An on-device engine that detects AI-generated callers in real time by analysing audio — not phone numbers.

Published
May 2026
Role
Solo engineer
Timeline
2026 · ongoing
Tools
Kotlin, TensorFlow Lite, Android
Visit project →

Problem

Number-based spam filters have a blind spot: they can’t detect a caller whose voice is synthesised on the fly. Modern voice-phishing attacks use text-to-speech and voice-conversion tools that no blocklist will ever catch. The threat arrives looking like a human and sounding like one.

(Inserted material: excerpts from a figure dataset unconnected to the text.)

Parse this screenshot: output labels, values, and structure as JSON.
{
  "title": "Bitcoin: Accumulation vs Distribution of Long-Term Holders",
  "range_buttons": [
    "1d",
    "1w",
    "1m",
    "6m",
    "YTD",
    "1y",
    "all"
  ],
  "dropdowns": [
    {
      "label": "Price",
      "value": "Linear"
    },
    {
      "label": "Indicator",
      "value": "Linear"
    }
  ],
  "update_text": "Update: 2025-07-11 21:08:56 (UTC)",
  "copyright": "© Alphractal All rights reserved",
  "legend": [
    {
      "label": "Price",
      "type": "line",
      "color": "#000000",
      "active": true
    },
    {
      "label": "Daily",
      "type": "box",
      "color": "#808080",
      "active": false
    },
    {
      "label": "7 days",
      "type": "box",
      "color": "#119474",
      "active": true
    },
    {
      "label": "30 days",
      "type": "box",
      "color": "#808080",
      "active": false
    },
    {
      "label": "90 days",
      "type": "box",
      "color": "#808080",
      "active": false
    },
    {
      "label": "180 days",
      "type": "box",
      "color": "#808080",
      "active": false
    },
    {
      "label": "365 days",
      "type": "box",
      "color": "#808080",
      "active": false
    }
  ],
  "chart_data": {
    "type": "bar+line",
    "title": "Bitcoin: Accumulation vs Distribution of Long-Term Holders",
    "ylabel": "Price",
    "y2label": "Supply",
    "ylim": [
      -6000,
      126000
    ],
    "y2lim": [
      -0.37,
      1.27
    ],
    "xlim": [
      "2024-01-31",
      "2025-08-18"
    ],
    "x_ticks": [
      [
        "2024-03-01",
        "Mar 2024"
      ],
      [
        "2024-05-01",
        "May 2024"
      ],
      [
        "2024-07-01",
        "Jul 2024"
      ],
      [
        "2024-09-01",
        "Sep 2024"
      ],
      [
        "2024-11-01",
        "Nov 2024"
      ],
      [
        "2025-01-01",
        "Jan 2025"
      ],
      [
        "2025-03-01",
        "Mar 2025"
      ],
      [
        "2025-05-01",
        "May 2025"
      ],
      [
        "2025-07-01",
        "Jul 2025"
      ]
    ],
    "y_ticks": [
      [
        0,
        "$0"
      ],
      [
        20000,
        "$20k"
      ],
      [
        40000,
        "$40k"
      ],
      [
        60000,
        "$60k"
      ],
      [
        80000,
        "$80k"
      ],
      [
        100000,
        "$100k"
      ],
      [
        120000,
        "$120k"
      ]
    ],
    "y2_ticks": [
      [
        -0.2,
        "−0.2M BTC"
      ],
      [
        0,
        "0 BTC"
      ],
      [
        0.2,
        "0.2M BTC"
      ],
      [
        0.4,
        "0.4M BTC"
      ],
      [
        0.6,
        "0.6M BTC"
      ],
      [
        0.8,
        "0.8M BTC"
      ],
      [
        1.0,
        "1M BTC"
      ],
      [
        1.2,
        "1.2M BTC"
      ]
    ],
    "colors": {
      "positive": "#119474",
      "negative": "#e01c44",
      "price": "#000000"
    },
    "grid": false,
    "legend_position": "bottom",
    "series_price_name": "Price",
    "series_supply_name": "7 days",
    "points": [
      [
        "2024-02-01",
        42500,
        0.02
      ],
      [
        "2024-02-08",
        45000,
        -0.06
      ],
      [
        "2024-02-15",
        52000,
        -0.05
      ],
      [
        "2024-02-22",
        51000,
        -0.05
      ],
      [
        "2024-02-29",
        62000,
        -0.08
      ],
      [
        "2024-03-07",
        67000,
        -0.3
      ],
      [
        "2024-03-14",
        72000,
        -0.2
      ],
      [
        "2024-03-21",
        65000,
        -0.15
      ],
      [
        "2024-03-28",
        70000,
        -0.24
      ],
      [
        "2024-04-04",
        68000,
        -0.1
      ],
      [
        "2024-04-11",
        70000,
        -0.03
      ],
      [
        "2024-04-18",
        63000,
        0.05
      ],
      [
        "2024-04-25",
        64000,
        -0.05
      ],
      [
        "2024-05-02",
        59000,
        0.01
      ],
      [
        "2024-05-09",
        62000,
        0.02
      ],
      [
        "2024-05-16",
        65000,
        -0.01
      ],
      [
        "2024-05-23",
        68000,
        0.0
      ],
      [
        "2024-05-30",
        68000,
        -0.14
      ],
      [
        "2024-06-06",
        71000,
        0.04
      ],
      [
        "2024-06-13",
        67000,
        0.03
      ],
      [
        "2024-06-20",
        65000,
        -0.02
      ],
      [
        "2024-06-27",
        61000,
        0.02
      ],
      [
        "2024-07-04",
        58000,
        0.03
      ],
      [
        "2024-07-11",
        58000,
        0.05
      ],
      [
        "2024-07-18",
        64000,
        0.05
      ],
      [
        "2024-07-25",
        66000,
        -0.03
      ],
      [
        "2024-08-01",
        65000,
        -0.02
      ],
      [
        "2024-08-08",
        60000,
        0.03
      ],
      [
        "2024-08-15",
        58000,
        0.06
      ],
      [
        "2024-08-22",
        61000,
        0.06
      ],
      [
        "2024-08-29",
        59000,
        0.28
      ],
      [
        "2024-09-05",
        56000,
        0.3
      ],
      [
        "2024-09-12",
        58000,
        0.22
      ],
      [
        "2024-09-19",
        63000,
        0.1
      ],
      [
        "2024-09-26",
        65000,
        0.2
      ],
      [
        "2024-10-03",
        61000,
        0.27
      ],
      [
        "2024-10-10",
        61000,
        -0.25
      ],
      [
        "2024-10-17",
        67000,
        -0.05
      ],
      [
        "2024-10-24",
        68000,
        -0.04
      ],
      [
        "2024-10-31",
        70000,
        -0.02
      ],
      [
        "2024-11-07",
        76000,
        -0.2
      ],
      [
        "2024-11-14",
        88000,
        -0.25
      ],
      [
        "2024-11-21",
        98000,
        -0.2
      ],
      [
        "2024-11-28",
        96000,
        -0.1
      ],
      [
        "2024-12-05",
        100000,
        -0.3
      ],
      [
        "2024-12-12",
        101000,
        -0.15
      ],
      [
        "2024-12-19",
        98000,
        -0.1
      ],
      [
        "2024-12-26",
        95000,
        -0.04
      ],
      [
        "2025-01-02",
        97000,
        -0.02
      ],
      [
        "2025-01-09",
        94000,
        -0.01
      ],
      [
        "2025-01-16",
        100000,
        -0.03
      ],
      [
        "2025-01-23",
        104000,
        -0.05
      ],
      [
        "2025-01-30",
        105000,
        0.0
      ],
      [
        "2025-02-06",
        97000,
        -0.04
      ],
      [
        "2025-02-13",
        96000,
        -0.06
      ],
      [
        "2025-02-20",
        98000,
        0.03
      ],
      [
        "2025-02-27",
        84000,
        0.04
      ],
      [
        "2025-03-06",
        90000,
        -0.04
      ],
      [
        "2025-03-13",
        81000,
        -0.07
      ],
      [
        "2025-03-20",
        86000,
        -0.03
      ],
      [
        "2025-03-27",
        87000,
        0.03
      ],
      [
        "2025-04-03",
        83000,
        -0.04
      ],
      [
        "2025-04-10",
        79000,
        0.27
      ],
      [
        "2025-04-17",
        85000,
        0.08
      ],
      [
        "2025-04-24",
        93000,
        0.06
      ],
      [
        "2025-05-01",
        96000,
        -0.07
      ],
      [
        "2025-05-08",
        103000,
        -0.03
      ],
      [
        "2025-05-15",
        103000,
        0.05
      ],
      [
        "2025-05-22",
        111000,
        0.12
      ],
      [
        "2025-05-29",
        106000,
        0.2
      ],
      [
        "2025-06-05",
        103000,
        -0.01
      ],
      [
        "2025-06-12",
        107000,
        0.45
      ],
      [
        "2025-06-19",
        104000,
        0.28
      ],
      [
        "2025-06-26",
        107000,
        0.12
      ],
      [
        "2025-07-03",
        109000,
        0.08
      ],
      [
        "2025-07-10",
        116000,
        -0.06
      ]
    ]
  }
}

VoiceGuard is a research engine that moves the detection down to the audio stream itself — running entirely on the device, with no data leaving it.

Approach

The engine combines three complementary signals to distinguish a human caller from an AI one:

  • Behavioural latency — real conversations have irregular turn-taking gaps; AI pipelines tend to be suspiciously consistent.
  • Background-noise linearity — synthesised audio often has artificially clean silence or a looped ambient track.
  • Spectral artifacts — a lightweight TensorFlow Lite model flags the anomalies that neural vocoders leave in the frequency domain.

None of these signals is reliable alone. Together, with a short analysis window, they push detection accuracy above 85% at under 50 ms per chunk.

Architecture

The engine follows a hexagonal architecture in Kotlin, with Coroutines and StateFlow keeping the audio pipeline non-blocking. The ML model runs on-device via TensorFlow Lite — no network call, no latency budget eaten by a round trip.

Status

Currently specification-first: the product requirements document is guiding the initial R&D phase, with the detection pipeline under active development.